Crypto investment products see outflows for second consecutive week — CoinShares
Investments in digital asset funds have declined for the second consecutive week, with $206 million in withdrawals between April 15-19, according to data from digital asset investment firm CoinShares.
Bitcoin (BTC) funds led outflows over the past week, with $192 million exiting the market ahead of the halving event. Ether (ETH) investment products also experienced outflows of $34 million, marking their sixth consecutive week of negative flow.
Investment in blockchain equities has also been declining, with the sector recording its 11th consecutive week of outflows, totaling $9 million.
According to CoinShares, the downtrend is likely a result of investors’ concerns about rising interest rates in the United States, which can make less risky financial instruments more attractive compared to volatile assets such as cryptocurrencies.
The Federal Reserve anticipated easing its monetary policy in mid-2024 if economic conditions aligned, but recent inflation data have dampened those hopes. The annual Consumer Price Index in March increased by 3.5%, exceeding expectations for the third consecutive month and indicating that lower rates may not become a reality until 2025. The federal funds rate currently sits between 5.25% and 5.50%.
“The data suggests appetite from ETP/ETF investors continues to wane, likely off the back of expectations that the FED is likely to keep interest rates at these high levels for longer than expected.”

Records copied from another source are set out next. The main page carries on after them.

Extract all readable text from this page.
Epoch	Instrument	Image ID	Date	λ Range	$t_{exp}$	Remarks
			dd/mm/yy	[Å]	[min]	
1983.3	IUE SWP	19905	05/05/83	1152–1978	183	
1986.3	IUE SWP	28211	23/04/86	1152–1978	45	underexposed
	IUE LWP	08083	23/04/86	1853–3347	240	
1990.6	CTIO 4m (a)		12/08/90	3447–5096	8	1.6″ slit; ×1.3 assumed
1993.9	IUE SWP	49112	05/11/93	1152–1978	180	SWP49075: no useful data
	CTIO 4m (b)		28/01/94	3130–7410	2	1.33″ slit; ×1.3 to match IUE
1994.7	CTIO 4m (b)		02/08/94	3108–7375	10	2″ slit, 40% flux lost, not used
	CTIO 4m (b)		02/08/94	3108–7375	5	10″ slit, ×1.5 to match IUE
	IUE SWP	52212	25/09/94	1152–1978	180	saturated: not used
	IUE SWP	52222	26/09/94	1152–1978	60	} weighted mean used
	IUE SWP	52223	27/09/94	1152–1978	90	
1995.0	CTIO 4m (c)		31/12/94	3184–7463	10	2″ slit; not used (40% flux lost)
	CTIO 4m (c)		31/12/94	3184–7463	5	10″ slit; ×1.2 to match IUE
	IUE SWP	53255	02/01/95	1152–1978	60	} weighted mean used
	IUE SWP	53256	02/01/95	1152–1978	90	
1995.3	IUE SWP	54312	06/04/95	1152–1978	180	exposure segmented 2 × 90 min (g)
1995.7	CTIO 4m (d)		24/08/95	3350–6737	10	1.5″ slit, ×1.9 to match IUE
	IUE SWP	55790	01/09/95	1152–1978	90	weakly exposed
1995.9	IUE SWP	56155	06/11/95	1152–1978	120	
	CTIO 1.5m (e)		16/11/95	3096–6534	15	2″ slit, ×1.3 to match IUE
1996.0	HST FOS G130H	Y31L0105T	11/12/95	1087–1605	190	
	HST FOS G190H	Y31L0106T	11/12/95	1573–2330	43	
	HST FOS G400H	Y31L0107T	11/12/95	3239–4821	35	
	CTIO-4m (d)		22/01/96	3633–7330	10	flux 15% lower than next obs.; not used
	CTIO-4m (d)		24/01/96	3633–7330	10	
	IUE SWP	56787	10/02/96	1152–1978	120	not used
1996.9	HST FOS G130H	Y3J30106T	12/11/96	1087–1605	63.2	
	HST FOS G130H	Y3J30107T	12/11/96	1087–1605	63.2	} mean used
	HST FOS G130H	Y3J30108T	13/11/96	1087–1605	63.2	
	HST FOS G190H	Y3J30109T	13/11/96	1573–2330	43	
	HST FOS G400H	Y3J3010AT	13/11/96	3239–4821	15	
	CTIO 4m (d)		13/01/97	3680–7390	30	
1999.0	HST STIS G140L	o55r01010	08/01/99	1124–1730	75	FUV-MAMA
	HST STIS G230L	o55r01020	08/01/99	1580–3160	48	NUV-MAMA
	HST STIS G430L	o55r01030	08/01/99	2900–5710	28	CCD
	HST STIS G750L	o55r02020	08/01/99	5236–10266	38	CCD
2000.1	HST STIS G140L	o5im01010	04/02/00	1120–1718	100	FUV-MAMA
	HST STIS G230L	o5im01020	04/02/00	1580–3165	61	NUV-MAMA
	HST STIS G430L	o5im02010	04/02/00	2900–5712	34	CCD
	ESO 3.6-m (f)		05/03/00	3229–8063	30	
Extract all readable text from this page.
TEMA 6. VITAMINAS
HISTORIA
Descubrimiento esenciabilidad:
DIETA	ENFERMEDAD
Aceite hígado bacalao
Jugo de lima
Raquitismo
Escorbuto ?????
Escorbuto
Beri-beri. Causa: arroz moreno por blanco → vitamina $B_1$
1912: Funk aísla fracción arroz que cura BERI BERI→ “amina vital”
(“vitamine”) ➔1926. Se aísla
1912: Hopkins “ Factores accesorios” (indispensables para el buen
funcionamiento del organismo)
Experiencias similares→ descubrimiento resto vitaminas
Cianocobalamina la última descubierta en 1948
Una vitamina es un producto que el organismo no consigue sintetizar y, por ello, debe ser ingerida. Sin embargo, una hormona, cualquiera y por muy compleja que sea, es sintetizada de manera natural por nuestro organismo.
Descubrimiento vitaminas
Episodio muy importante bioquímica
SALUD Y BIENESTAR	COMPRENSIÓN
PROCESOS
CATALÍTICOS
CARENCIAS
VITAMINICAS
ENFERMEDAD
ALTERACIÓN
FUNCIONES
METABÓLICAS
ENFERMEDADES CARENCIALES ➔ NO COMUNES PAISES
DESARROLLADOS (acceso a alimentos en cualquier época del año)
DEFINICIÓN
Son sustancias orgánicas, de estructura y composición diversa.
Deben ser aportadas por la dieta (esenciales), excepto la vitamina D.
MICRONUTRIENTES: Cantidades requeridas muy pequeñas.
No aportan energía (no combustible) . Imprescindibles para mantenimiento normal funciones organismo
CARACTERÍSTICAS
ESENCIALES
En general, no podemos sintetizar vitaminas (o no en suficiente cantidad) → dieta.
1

Trading volume for Bitcoin exchange-traded funds (ETFs) declined slightly to $18 billion over the week. Bitcoin fund outflows, however, were not seen as an opportunity to short the cryptocurrency. According to CoinShares, the trend indicates that while investors are stepping away from volatility, they are not necessarily expecting Bitcoin price to crash anytime soon.
“These volumes represent a lower percentage of total Bitcoin volumes (which continue to rise) at 28%, compared to 55% a month ago,” the report said.
Inflows into Bitcoin ETFs have significantly slowed since their peak in March. Meanwhile, BlackRock's iShares Bitcoin Trust (IBIT), the largest ETF in terms of assets managed, maintained a steady level of investor interest this month, drawing $1.4 billion in positive flows as of April 19.